By 0945 GMT, the pan-European FTSEurofirst 300 index was down 0.3 percent at 1,008.34 points after gaining 1 percent on Friday.

In January, the index suffered its worst monthly loss since February 2009, knocked lower by mounting worries over Greece's debt woes and the prospect of more regulation on the banking system.

"The market is just worried about the things that have been going on over the past few weeks," said Bernard McAlinden, market strategist at NCB Stockbrokers.

"There is apprehension about the possibility of tightening (in China) and problems of the peripheral economies in the euro zone."

On the macro front, China's manufacturing powered ahead in January, providing more evidence of its robust economic health to markets.

But Beijing's moves last month to rein in rapid growth and curb inflationary pressures have sparked fears that such measures could impede a still-weak global economic recovery and curb Chinese demand for energy and commodities.

Oil stocks slipped, with BG Group, Royal Dutch Shell and Total falling 0.5 to 1 percent.

Across Europe, the FTSE 100 index rose 0.2 percent, Germany's DAX gained 0.1 percent and France's CAC 40 fell 0.1 percent.

MINERS, BANKS REBOUND

Miners reversed earlier losses. Xstrata rose 0.6 percent after it posted an 11 percent rise in annual output of coal, its most profitable product.

Anglo American, Antofagasta and Eurasian Natural Resources Corporation gained 0.8 to 1.9 percent.

Banks also rebounded, with Barclays, Banco Santander and Deutsche Bank up 1.3 to 1.9 percent.

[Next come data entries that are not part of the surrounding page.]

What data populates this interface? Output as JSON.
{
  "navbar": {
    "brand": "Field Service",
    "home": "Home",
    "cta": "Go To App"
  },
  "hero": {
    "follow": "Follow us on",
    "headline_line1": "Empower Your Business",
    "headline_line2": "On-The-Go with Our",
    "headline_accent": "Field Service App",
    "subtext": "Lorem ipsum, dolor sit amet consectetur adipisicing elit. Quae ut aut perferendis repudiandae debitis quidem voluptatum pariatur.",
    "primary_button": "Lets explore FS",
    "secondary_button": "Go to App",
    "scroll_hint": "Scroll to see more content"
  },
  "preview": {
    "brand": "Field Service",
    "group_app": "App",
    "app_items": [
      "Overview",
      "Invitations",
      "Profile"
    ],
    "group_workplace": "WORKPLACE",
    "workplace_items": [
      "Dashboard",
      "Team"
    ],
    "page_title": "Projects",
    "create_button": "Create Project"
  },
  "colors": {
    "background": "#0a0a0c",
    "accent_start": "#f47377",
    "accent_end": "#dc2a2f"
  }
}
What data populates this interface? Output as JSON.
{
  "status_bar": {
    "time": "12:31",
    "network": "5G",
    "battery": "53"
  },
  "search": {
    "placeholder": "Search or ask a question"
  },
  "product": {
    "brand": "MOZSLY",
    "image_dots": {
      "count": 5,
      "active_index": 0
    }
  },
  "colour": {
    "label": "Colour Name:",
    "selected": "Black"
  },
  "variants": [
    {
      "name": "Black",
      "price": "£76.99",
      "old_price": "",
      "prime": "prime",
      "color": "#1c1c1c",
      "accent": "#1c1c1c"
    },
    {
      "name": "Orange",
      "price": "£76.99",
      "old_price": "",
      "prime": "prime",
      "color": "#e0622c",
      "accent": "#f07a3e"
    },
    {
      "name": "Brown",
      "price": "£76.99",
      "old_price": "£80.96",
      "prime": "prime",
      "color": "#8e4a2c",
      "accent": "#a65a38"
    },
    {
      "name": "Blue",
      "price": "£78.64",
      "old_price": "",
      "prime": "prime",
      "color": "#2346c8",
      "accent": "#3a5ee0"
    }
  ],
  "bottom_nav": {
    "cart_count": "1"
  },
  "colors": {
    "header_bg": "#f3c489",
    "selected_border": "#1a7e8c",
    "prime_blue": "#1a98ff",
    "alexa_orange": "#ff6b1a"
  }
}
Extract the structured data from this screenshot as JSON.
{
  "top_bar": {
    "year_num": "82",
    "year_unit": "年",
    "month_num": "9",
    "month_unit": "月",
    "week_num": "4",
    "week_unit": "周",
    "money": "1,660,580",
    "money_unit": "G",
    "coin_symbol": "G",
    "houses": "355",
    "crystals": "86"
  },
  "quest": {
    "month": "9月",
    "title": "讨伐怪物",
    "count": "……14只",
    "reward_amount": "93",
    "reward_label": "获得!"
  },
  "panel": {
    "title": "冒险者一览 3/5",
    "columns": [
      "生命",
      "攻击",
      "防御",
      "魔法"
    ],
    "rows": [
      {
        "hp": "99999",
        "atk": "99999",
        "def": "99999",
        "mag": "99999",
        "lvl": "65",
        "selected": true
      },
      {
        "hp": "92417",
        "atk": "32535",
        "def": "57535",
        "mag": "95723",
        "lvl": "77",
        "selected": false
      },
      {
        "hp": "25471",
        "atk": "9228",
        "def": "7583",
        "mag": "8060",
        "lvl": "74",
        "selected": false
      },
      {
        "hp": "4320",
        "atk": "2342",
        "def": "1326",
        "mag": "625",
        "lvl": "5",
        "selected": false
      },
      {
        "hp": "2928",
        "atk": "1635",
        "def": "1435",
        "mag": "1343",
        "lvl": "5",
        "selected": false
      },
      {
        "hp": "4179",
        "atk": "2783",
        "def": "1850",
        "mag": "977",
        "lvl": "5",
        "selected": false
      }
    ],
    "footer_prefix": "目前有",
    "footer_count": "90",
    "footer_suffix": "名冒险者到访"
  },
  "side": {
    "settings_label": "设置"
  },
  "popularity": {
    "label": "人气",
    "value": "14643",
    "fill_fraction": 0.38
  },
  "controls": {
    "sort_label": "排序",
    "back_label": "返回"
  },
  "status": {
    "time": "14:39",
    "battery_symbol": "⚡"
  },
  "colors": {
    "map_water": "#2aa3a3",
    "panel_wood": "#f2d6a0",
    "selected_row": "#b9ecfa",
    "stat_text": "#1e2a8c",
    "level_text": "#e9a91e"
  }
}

But, UBS fell 2.3 percent after the Swiss justice minister said the economy would suffer if the Swiss bank collapsed as a result of its unresolved U.S. tax dispute.

Among individual stocks, Tenaris lost 3.6 percent. The company is expected to post a 30 percent fall in 2009 revenues to $8.2 billion and a 40 percent fall in EBITDA to $2.3 billion, Il Sole 24 Ore said in its "Letter to the Investor" column on Sunday.

Vivendi fell 3.2 percent after the French media and telecommunications giant was found guilty of misleading investors by a U.S. jury on Friday.

On the upside, Irish airline Ryanair rose 5.7 percent as the company increased its profit forecast for the year after posting a narrower-than-expected third-quarter net loss.

In macro news, U.S. December personal income and personal consumption numbers are scheduled for release at 1330 GMT, and U.S. December construction spending and January's U.S. ISM report are both due out at 1500 GMT.